Nachfahre ist Scharfrichtern auf der Spur

Nachfahre ist Scharfrichtern auf der Spur

Könige, Feldherren und Bischöfe prägen die Geschichte. Die Namen des gewöhnlichen Volkes fanden erst spät Beachtung. Deren Geschichte aber stand am Sonntag beim Genealogentag im Landratsamt Saarlouis im Vordergrund.

"Zuerst war ich ein bisschen schockiert", gestand Tun Jacoby aus Luxemburg. Denn seine Ahnenreihe ist voll mit Scharfrichtern. Am Sonntag bereicherte er als einer von 25 Vereinen und Familienforschern den Genealogentag der Vereinigung für die Heimatkunde im Landkreis Saarlouis .
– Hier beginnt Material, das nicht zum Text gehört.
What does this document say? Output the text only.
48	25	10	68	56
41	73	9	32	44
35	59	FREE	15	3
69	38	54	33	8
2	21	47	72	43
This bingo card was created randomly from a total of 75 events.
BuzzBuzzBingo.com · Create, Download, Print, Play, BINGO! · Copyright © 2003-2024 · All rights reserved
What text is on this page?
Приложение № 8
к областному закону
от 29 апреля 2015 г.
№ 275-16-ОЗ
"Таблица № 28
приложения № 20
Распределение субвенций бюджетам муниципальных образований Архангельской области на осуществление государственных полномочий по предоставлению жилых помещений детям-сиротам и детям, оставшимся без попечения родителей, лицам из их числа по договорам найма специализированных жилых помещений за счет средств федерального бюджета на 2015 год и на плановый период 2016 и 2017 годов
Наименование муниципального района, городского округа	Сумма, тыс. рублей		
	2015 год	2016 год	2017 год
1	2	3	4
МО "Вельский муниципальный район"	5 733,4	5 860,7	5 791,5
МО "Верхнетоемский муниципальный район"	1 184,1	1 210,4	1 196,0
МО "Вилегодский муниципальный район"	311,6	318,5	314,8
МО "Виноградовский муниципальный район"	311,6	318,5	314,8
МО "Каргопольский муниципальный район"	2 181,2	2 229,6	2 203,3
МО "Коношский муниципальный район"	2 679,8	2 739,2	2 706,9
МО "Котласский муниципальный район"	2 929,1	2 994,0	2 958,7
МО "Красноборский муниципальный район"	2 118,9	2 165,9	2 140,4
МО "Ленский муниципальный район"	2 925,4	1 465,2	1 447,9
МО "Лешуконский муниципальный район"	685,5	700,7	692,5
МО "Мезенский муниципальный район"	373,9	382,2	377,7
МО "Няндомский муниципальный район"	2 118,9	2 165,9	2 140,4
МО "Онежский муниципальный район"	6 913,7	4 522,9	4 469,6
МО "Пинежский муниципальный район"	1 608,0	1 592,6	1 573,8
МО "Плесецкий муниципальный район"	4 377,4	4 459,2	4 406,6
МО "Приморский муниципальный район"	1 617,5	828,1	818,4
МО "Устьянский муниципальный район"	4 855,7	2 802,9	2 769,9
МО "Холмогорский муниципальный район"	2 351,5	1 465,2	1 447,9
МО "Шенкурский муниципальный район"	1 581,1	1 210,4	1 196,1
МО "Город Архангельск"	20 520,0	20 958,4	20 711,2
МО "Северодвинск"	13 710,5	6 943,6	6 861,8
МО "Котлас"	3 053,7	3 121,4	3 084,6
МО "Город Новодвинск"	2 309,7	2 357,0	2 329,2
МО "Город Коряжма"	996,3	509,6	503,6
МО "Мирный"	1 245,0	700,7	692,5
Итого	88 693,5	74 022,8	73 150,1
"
"Der Älteste geht zurück bis 1540", berichtete Jacoby aus seiner Ahnenreihe. "So eine Hinrichtung war früher wie ein Dorffest. Die Menschen hatten eine ganz andere Beziehung zum Tod, wenn beispielsweise von zehn Kindern acht starben." Scharfrichter handelten auf Anweisung, waren aber verachtet und konnten keinen ehrenwerten Beruf ausüben. Nebenverdienst waren unter anderen Hundefänger und das Beseitigen toter Tiere.

"Sie finden Scharfrichterfamilien wie Back, Dillenburg und Schwindt weit verbreitet", wusste Jacoby. Denn während in Dörfern oft innerhalb der engeren Verwandtschaft geheiratet wurde, suchten sich Schafrichter die Ehepartner über große Distanzen hinweg. Alleine die Familie Back sei über einen Zeitraum von 400 Jahren mit etwa 13 000 Nachkommen in Mitteleuropa verbreitet. Einmal im Jahr gebe es auch ein Treffen von Nachfahren aus Scharfrichterfamilien. Nach der Hexenverfolgung hätten Scharfrichter nicht mehr so viel Geld verdient. Als lukratives Tätigkeitsfeld entdeckten sie die Kanalisation. "Der Inhalt wurde mit Stroh vermischt und als Dünger teuer verkauft."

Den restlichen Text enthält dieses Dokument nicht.